パーシー・ジャクソンとオリンポスの神々 - 渡まち子

◆パーシーがその手で操る水の動きは激しくも洗練されていて、高度なCGによる描写はさすがのひと言(60点)

 現代のNYにギリシャの神々が現れる奇想天外なファンタジー。落ちこぼれの高校生パーシー・ジャクソンは、ある日突然、自分はギリシャ神話の神ポセイドンの息子であることを告げられる。神と人間の子であるデミゴットである彼は、仲間のアナベスとグローバーと共に、万能の神ゼウスのもとから盗まれた最強の武器・稲妻を探す旅に出る。この稲妻がみつからなければ神々の間で戦争が起きてしまうのだ。だが泥棒の濡れ衣を着せられたパーシーの前には数多くの危険が待ち受けていた…。

 ギリシャ神話の神々は役割や性格が非常に人間臭いのが特徴で、神様同士で争ったり、恋愛したり、取引したりと、人間関係(神関係というべき?)が複雑だ。この神同士の愛憎のとばっちりを受けるのが子供たち。ゼウスとポセイドンも兄弟なのにいがみ合っている。このことが稲妻紛失事件の発端のひとつになるのだが、ギリシャ神話に詳しい人なら、それを盗んだ犯人はすぐに目星がついてしまうはず。というのも、神々は、それぞれ守護の役割があり、たとえばパーシーの父ポセイドンは海の神、アナベスの母アテナは知恵と戦いの神といった具合。そしてそこには泥棒の神もちゃんといるのだ。まぁ、それはさておき、パーシーら3人の旅はまるでティーン向け青春映画のよう。ドラッグの誘惑に負けそうになり、妖艶な美人に出会うその旅は、危険な冒険ながらあくまで陽気である。物語は神話に添いながらも随所に現代的なアイテムが紛れ込んでいるのが上手い。例えば毒蛇の髪を持つメドゥーサの姿を iPhone で覗いたり、ハリウッドの看板の横に地獄への入り口があったり、遠い神話の世界と現代がミックスされていることで主人公の冒険に感情移入しやすくなる。

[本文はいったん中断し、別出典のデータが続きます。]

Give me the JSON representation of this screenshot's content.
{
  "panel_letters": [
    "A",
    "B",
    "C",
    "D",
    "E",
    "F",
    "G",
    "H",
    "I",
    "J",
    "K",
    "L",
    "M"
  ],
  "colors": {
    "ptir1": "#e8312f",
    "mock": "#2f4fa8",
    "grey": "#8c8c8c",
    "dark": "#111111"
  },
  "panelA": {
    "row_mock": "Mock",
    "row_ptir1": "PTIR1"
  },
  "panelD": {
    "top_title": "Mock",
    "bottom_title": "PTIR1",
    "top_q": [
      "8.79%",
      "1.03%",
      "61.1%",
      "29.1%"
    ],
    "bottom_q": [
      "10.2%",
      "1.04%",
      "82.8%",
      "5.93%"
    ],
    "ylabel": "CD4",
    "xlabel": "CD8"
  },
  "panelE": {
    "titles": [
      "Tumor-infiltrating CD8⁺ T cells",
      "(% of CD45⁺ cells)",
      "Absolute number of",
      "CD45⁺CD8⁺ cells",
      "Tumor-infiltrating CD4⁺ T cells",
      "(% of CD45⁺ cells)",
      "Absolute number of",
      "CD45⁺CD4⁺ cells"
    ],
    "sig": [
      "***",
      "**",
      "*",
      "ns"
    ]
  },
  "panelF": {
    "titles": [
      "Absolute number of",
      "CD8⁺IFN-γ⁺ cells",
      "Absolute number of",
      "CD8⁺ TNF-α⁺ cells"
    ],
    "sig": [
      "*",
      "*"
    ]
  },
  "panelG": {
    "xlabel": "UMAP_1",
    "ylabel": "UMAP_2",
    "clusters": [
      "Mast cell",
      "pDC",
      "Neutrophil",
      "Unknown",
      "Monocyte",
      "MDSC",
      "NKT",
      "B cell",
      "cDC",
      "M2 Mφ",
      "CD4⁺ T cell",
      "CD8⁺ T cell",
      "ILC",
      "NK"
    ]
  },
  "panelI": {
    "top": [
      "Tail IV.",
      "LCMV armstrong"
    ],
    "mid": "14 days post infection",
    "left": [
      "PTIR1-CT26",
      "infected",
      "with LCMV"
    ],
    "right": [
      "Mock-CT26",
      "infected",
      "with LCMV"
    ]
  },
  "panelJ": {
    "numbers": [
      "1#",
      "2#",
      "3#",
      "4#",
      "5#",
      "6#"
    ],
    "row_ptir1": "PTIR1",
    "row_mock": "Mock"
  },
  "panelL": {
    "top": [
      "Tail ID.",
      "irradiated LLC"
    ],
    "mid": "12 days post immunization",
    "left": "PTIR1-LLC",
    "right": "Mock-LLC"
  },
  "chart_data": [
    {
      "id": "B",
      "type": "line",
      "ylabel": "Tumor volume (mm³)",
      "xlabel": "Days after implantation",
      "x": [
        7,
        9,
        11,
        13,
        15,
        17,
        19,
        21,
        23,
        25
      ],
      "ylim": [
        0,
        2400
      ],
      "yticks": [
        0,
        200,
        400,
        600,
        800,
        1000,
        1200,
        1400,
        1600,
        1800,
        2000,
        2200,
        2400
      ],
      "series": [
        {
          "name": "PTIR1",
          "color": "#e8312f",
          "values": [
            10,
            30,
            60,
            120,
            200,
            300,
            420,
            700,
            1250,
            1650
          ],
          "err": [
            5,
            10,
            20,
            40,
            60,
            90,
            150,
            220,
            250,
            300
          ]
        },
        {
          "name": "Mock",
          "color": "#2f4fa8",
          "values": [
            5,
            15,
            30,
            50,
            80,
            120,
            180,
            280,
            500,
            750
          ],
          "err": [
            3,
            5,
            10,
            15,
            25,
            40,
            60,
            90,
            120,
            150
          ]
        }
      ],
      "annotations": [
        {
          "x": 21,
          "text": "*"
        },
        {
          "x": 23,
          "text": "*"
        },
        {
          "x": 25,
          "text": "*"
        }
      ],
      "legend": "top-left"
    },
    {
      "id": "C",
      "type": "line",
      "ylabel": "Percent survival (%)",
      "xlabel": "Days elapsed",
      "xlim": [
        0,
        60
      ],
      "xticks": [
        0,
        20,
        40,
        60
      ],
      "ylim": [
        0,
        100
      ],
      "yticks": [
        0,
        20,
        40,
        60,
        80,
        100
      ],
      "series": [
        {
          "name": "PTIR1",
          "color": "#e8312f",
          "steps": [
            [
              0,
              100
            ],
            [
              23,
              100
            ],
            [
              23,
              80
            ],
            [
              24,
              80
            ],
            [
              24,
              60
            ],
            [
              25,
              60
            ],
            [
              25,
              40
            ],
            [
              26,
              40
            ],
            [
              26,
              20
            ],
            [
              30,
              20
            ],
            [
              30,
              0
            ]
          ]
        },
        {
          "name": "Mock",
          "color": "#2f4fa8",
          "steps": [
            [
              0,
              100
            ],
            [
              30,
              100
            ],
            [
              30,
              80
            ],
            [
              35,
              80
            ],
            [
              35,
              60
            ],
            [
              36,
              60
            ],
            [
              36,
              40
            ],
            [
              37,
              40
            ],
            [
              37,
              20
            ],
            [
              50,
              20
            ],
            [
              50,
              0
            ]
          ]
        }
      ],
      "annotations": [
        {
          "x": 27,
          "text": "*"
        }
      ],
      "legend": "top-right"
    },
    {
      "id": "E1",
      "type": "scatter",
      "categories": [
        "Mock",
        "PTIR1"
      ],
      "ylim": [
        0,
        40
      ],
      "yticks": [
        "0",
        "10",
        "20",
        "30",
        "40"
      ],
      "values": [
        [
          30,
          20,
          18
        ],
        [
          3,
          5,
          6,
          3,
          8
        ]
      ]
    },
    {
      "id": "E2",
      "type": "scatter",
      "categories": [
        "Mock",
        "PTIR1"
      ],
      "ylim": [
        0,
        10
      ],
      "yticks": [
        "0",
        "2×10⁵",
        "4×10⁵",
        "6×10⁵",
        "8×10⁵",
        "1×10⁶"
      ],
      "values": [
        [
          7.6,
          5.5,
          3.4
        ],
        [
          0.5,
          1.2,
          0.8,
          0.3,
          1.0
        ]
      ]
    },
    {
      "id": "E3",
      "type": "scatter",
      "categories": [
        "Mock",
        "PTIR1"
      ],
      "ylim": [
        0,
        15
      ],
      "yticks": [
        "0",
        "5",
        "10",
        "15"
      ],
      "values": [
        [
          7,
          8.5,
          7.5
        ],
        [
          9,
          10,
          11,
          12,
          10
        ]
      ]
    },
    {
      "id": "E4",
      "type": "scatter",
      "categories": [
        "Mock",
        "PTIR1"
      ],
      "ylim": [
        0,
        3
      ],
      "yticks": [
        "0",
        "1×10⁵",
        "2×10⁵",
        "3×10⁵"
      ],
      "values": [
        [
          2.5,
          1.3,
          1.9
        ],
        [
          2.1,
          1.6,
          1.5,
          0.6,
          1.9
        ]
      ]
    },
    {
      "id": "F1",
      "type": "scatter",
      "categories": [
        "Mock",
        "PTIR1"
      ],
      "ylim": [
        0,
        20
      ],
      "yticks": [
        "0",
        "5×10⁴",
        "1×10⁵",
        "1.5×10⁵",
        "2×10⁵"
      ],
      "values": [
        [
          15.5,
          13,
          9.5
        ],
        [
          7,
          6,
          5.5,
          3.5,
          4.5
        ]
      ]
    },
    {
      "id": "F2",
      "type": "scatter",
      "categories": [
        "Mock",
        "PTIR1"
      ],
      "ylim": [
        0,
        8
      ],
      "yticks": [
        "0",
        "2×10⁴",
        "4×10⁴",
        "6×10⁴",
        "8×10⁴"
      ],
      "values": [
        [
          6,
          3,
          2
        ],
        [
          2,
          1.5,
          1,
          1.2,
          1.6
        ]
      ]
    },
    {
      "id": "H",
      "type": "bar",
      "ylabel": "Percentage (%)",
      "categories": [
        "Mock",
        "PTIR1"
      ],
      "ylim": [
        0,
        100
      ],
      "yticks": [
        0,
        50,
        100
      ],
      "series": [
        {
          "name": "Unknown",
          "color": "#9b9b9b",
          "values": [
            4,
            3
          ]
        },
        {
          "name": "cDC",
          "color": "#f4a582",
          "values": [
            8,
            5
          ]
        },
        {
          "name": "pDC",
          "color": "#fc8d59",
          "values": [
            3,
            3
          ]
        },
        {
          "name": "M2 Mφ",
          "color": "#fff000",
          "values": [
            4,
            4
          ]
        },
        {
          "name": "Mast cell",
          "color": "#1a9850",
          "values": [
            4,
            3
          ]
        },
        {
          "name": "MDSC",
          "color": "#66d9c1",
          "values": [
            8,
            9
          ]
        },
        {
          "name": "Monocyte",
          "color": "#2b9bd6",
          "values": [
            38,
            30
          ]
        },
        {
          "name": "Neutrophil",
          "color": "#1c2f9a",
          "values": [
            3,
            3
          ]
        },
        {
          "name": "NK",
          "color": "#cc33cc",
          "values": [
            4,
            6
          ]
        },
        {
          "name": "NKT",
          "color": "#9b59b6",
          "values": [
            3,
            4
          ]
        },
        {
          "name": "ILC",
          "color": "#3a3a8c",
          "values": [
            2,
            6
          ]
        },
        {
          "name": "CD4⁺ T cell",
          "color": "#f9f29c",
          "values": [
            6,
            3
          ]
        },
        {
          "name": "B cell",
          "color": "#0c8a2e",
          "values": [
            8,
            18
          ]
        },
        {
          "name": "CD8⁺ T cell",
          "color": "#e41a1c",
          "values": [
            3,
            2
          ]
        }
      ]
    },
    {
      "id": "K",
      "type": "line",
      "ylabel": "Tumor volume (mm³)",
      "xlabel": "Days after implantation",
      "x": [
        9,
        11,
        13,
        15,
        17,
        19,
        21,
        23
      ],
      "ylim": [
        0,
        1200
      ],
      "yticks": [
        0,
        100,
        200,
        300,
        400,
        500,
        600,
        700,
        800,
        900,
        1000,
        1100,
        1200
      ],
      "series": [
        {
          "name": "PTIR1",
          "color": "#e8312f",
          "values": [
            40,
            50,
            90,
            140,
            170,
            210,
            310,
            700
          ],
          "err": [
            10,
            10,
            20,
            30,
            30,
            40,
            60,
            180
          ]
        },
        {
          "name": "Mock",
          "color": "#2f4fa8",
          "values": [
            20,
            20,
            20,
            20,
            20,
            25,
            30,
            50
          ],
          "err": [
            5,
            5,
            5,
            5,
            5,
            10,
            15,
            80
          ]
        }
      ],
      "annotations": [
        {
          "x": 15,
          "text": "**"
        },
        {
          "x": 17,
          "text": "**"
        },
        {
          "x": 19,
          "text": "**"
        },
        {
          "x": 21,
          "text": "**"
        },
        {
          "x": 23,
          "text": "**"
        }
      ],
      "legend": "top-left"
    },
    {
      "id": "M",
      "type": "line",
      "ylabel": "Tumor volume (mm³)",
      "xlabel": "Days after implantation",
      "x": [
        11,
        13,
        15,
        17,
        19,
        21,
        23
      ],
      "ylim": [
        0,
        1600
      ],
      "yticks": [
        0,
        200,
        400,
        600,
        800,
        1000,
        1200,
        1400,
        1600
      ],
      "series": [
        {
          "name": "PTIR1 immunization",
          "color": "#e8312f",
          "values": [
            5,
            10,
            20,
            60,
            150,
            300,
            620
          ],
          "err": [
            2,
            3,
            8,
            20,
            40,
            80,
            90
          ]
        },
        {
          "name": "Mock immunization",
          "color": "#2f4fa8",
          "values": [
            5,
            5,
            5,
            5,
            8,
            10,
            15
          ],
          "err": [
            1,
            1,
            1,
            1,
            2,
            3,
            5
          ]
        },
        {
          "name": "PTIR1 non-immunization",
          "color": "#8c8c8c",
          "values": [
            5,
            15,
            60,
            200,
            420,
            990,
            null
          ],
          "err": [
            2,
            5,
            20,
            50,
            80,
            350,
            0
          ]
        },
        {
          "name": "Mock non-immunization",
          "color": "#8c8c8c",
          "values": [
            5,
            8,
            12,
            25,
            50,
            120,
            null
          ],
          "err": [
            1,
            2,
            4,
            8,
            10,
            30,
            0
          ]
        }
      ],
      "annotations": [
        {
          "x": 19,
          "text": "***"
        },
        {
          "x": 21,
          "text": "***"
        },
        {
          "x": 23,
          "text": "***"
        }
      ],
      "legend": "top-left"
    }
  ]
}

 稲妻泥棒の正体が分かり、海の神ポセイドンの息子パーシーが秘めた力をみせる終盤の対決は大迫力だ。パーシーがその手で操る水の動きは激しくも洗練されていて、高度なCGによる描写はさすがのひと言。父の不在に対する不満と不安という、アメリカの今の現状もサラリと盛り込んで、ライト感覚で楽しめるファンタジーになっている。パーシーを演じるローガン・ラーマンは秀作「3時10分、決断のとき」でも光っていた若手俳優。素直そうな笑顔が印象的だ。